Como, com a morte de Zavascki, ela tem que ser preenchida, tanto pode
aguardar a nomeação do novo ministro, que herdaria o lugar de Zavascki e
seus processos e relatorias, ou um ministro da 1ª Turma pode ser
deslocado para preencher a vaga. Nesse caso, também herdaria os
processos de Zavascki. Já houve um caso, quando o ministro Dias Toffoli trocou de turma para
preencher a vaga deixada por Joaquim Barbosa. Como a então presidente
Dilma Rousseff demorasse a indicar o substituto, os próprios ministros
da 2ª Turma fizeram um acordo para que a Operação Lava Jato não ficasse
paralisada, e também para proteger o novo ministro, evitando suspeitas
de que ele fora indicado para interferir nas investigações. Exatamente a
mesma situação atual. [deixar o processo da Lava-jato com uma das turmas do STF é uma alternativa que poderá se tornar inexequível;
para tanto basta que o presidente da República, do Senado ou da Câmara dos Deputados passe a ser alvo de investigação - qualquer um dos três só pode ser julgado pelo Plenário do Supremo, condição que retira o processo da Turma onde estiver e o coloca diretamente no Plenário do STF.]

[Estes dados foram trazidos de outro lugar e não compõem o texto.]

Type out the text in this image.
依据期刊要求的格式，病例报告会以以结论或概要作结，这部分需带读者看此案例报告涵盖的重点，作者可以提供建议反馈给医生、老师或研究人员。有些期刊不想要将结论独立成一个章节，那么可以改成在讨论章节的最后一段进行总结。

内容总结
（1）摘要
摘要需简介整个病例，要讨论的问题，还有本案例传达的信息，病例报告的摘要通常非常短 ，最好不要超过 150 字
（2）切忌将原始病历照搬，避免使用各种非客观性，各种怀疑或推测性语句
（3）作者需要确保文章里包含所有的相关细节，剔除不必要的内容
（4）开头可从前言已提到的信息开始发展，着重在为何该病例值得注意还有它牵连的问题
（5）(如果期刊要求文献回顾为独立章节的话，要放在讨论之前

O ministro Luiz Edson Facchin, nomeado para substituir Joaquim
Barbosa, poderia agora se deslocar da 1ª Turma, formada ainda pelos
ministros Luís Roberto Barroso – Presidente -, Marco Aurélio, Luiz Fux, e
Rosa Weber. Pela proximidade com o falecido ministro Zavascki,
assumiria assim os processos da Operação Lava Jato num acordo interno. O ministro Teori Zavascki não era uma figura popular nem muito
conhecida, por decisão própria, e refugiava-se na timidez para evitar
muitas conversas, mas sabia o que queria. Conhecia bem o funcionamento
administrativo do Supremo, pois vinha de outro tribunal superior, o STJ
(Superior Tribunal de Justiça).
Desde o início do processo da Operação Lava Jato, sabia que o ritmo
do STF seria desigual ao da primeira instância de Curitiba, mas não
considerava esse um obstáculo. Queria apenas garantir que os processos
seguiriam seu ritmo normal, sem interferências indevidas. Sua presença
garantia essa segurança. Colocou um sarrafo bem alto para seu substituto na tarefa tão espinhosa de levar avante os processos da Lava Jato.